UK house prices increased 0.8% in July, according to the latest Nationwide House Price Index.
The typical UK home is now worth £170,825 which is 3.9% higher than the average price in July last year – meaning July saw the strongest rate of annual price growth since three years ago (August 2010).
Commenting on the figures, Robert Gardner, Nationwide’s Chief Economist, said:
“UK house prices rose by a robust 0.8% in July, providing further evidence of an upturn in the housing market. The annual rate of house price growth increased to 3.9% in July, though this figure was boosted by the low base for comparison, as prices declined by 2.6% in July 2012.
“House prices are currently around 12% higher than the lows seen in the midst of the financial crisis, though they are still around 10% below the all time highs recorded in late 2007. Signs of a modest improvement in wider economic conditions and further modest gains in employment are likely to be lifting buyer sentiment.

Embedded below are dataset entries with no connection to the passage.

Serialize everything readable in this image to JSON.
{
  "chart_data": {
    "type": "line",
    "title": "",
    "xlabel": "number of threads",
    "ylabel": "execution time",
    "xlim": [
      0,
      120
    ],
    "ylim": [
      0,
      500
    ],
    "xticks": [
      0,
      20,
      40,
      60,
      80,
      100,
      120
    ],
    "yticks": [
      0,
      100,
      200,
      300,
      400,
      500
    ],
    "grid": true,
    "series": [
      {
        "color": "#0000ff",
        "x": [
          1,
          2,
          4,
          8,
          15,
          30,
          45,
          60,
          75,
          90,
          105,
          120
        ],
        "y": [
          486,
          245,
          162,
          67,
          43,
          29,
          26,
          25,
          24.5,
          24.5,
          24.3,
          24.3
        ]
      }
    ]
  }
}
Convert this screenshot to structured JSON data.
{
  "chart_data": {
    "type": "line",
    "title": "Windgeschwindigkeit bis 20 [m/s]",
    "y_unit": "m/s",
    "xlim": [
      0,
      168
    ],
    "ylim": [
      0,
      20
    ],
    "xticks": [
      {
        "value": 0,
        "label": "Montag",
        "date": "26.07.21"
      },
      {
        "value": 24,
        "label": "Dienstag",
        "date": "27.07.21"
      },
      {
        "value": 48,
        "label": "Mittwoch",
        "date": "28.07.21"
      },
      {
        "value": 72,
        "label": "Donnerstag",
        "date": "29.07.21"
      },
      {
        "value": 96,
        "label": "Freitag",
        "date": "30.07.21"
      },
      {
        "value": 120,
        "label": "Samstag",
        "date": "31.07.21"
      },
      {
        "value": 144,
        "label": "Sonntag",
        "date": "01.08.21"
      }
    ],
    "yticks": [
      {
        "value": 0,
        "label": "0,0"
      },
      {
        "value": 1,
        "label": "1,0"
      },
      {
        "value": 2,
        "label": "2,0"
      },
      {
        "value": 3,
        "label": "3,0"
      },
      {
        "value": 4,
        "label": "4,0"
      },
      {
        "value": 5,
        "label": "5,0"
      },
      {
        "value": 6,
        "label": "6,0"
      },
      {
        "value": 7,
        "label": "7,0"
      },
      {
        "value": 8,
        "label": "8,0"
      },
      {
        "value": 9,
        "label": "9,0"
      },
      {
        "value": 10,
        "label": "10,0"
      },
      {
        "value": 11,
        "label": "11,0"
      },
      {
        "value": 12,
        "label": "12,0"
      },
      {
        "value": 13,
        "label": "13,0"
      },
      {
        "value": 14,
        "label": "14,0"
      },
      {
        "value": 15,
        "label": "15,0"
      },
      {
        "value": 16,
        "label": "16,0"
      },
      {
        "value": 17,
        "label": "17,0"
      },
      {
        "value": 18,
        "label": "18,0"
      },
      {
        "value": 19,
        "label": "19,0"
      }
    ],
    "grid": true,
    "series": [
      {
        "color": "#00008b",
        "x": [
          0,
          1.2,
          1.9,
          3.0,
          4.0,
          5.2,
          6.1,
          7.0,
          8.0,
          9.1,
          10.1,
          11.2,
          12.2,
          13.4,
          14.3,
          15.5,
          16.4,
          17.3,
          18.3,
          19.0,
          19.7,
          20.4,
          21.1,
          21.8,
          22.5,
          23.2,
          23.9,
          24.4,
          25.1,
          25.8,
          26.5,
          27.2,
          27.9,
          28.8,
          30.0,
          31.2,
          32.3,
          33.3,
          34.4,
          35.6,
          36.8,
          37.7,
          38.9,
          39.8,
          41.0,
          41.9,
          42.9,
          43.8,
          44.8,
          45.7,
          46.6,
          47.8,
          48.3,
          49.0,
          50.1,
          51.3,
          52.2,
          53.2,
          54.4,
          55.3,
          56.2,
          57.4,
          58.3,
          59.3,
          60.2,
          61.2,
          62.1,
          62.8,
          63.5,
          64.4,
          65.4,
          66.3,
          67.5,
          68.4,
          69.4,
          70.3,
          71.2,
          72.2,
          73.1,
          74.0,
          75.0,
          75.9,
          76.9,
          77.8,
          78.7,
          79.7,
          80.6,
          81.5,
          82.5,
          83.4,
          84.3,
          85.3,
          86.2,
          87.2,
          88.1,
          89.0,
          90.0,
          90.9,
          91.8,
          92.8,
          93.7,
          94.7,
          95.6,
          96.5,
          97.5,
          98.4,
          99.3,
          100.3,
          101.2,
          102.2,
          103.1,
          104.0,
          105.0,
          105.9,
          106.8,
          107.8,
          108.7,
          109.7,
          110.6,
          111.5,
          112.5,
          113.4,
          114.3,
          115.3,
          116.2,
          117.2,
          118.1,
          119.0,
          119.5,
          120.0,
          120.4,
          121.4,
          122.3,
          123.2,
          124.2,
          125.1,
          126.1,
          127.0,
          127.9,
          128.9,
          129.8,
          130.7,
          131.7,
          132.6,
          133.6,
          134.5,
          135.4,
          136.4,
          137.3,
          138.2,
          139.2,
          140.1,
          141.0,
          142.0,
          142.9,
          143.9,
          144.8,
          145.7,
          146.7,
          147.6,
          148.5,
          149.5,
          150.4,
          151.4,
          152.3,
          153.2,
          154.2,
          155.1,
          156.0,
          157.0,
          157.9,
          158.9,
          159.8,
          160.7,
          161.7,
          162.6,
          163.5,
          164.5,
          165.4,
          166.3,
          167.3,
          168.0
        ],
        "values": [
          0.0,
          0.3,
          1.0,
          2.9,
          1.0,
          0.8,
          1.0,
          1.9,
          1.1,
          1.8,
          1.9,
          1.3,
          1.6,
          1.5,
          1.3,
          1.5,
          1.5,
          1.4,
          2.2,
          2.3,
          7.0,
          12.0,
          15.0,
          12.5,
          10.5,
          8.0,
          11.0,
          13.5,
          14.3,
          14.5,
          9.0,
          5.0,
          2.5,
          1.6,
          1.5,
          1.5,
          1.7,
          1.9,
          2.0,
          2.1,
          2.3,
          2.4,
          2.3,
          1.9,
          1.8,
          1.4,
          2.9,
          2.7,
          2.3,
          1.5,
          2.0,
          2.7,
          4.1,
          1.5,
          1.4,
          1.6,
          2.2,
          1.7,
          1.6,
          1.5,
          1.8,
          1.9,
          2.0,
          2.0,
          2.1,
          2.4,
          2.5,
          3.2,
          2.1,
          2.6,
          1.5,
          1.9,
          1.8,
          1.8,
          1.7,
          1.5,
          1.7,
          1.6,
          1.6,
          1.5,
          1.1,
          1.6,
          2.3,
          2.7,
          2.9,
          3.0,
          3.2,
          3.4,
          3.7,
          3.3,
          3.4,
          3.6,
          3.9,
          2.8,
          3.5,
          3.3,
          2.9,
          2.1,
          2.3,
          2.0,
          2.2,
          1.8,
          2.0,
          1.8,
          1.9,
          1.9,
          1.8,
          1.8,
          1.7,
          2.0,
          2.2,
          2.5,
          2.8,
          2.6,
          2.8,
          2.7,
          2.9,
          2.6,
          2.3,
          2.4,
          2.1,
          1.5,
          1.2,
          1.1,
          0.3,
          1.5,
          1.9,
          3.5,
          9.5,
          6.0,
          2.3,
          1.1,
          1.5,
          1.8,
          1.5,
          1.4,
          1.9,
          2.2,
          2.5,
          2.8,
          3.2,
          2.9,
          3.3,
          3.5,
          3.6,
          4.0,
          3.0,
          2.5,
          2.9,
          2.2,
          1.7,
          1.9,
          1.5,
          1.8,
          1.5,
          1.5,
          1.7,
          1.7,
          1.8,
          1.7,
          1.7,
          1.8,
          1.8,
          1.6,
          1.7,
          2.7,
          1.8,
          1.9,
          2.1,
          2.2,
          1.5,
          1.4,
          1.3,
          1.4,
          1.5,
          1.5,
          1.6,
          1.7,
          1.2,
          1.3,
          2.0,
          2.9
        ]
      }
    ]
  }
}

An improvement in the availability and a reduction in the cost of credit, partly as a result of policy measures such as the Funding for Lending and Help to Buy schemes, are also boosting the demand for homes.
“At the same time, the supply side of the market remains fairly constrained. Building activity is still subdued – in Q1 housing completions in England were down 8% compared to the same period of 2012 and around 40% below the average number of quarterly completions in 2007. The fact that rental growth has been consistently outstripping wage growth reinforces the notion that housing more generally remains in relative short supply.”
Jonathan Hopper, managing director, property search consultants, Garrington, comments:
“We’ve seen three consecutive months of house price growth, and July was the biggest increase in any single month in 2013. The property market’s recovery is really picking up pace. Growth of less than 1% is far from the heady days of double digit monthly price rises. But this feels like a healthy recovery of a property market that was genuinely in the doldrums. London continues to operate in a stratosphere of its own, but it no longer feels like the capital is the property market’s sole prop.”